EYMS to close Driffield depot

Hull based East Yorkshire Motor Services (EYMS) Group is to close its depot at Driffield to reduce its overhead costs following significant cuts in the funding the company receives from central and local government. All the routes currently operated from the depot will be reallocated to other EYMS depots with only ‘very minor changes’. There will be no reduction in driver requirements. An additional factor behind the closure is difficulties with timekeeping on the site’s main route. The 121 between Hull and Scarborough has suffered in recent years from the lowering of rural speed limits, increasing numbers of traffic signals, delays caused by traffic congestion, slow moving vehicles and roadworks. Basing the buses and drivers at the large depots at each end of the route instead of in the middle at Driffield is expected to give better control by making it much easier to substitute buses and drivers when a journey runs late. Driffield is home to 15 buses and 33 staff, 28 of them drivers. The company says jobs will be available at other depots for the vast majority of the staff if suitable travel or relocation arrangements can be made. Consultations with the Union and staff representatives have started and subject to these the depot could close by June 2014.

East Riding of Yorkshire Council confirmed it is to cut £240,000 a year from its support to the National Concessionary Travel Scheme. EYMS provides by far the majority of bus services in the county, so bears the brunt of the reduction. More cuts are thought likely to follow. North Yorkshire County Council is also proposing further reductions in the money it pays operators for the free travel scheme and has already significantly reduced the money it pays to support services. EYMS has had a presence in Driffield since the company was formed in 1926 and the present depot was built in 1958 to replace the former garage premises.

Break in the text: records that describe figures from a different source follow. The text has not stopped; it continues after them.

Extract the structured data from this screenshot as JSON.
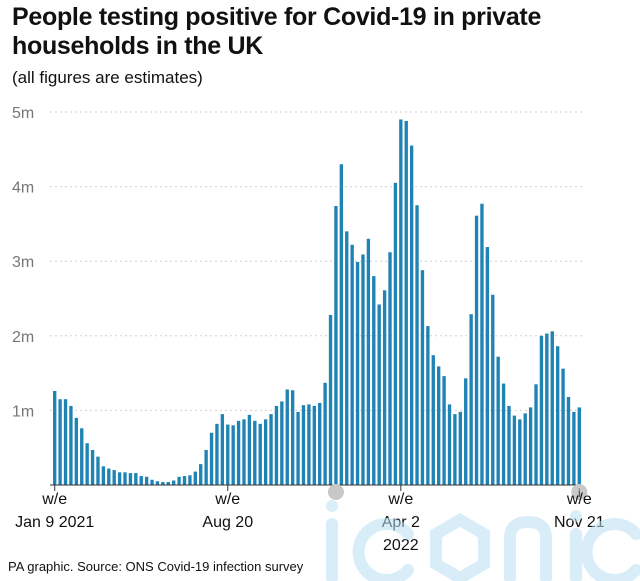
{
  "title": "People testing positive for Covid-19 in private households in the UK",
  "subtitle": "(all figures are estimates)",
  "source": "PA graphic. Source: ONS Covid-19 infection survey",
  "watermark": "iconic",
  "colors": {
    "bar": "#1f83b4",
    "grid": "#d0d0d0",
    "axis": "#333333",
    "marker": "#c8c8c8"
  },
  "chart_data": {
    "type": "bar",
    "title": "People testing positive for Covid-19 in private households in the UK",
    "subtitle": "(all figures are estimates)",
    "ylim": [
      0,
      5000000
    ],
    "yticks": [
      {
        "value": 1000000,
        "label": "1m"
      },
      {
        "value": 2000000,
        "label": "2m"
      },
      {
        "value": 3000000,
        "label": "3m"
      },
      {
        "value": 4000000,
        "label": "4m"
      },
      {
        "value": 5000000,
        "label": "5m"
      }
    ],
    "grid": true,
    "xlabels": [
      {
        "index": 0,
        "line1": "w/e",
        "line2": "Jan 9 2021",
        "line3": ""
      },
      {
        "index": 32,
        "line1": "w/e",
        "line2": "Aug 20",
        "line3": ""
      },
      {
        "index": 64,
        "line1": "w/e",
        "line2": "Apr 2",
        "line3": "2022"
      },
      {
        "index": 97,
        "line1": "w/e",
        "line2": "Nov 21",
        "line3": ""
      }
    ],
    "marked_bars": [
      {
        "index": 52,
        "label": ""
      },
      {
        "index": 97,
        "label": "i"
      }
    ],
    "values": [
      1260000,
      1150000,
      1150000,
      1060000,
      900000,
      760000,
      560000,
      470000,
      380000,
      250000,
      220000,
      200000,
      170000,
      170000,
      160000,
      160000,
      120000,
      110000,
      70000,
      50000,
      40000,
      40000,
      60000,
      110000,
      120000,
      130000,
      180000,
      280000,
      470000,
      700000,
      820000,
      950000,
      810000,
      800000,
      860000,
      880000,
      940000,
      860000,
      820000,
      880000,
      950000,
      1060000,
      1120000,
      1280000,
      1270000,
      980000,
      1070000,
      1080000,
      1060000,
      1100000,
      1370000,
      2280000,
      3740000,
      4300000,
      3400000,
      3220000,
      2990000,
      3090000,
      3300000,
      2800000,
      2420000,
      2610000,
      3120000,
      4050000,
      4900000,
      4880000,
      4550000,
      3750000,
      2880000,
      2130000,
      1740000,
      1590000,
      1460000,
      1080000,
      950000,
      980000,
      1430000,
      2290000,
      3610000,
      3770000,
      3190000,
      2550000,
      1720000,
      1360000,
      1060000,
      930000,
      880000,
      960000,
      1040000,
      1350000,
      2000000,
      2030000,
      2060000,
      1860000,
      1560000,
      1180000,
      980000,
      1040000
    ]
  }
}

EYMS Chairman, Peter Shipp, said, ‘Many bus routes in other parts of the country have seen significant reductions and many have gone altogether over the last few years, but we have worked hard to maintain our services and have been prepared to accept very low profits in the face of increasingly difficult circumstances. So I am desperately sorry that we have finally had to take this step but it is vital that we do whatever we can to cut our overhead costs, and the work operated from Driffield depot can be accommodated at our other garages. Making savings this way we cut overhead costs but we are able to maintain virtually all of the journeys currently operated by Driffield depot, although I cannot rule out the possibility of bus service cuts elsewhere in future given the scale of the funding issues we are facing. However we have given staff an assurance that we are certainly not considering any other depot closures.’

‘A major factor in all this is the National Concessionary Travel Scheme. I think the scheme should remain free but it is vital that operators are properly reimbursed. The local authorities in our area have been very supportive and I have no doubt that they would prefer not to make these funding cuts but we all know they are under pressure and suffering big reductions in their budgets. It is just a great pity that bus services, which are a lifeline for many, are not given more priority especially by central government. It will be a very sad day when the depot closes. Over the years we have shut a few depots inherited from local bus operators EYMS has bought, when those operations have been absorbed into our existing garages, but this would be the first original EYMS depot to close.’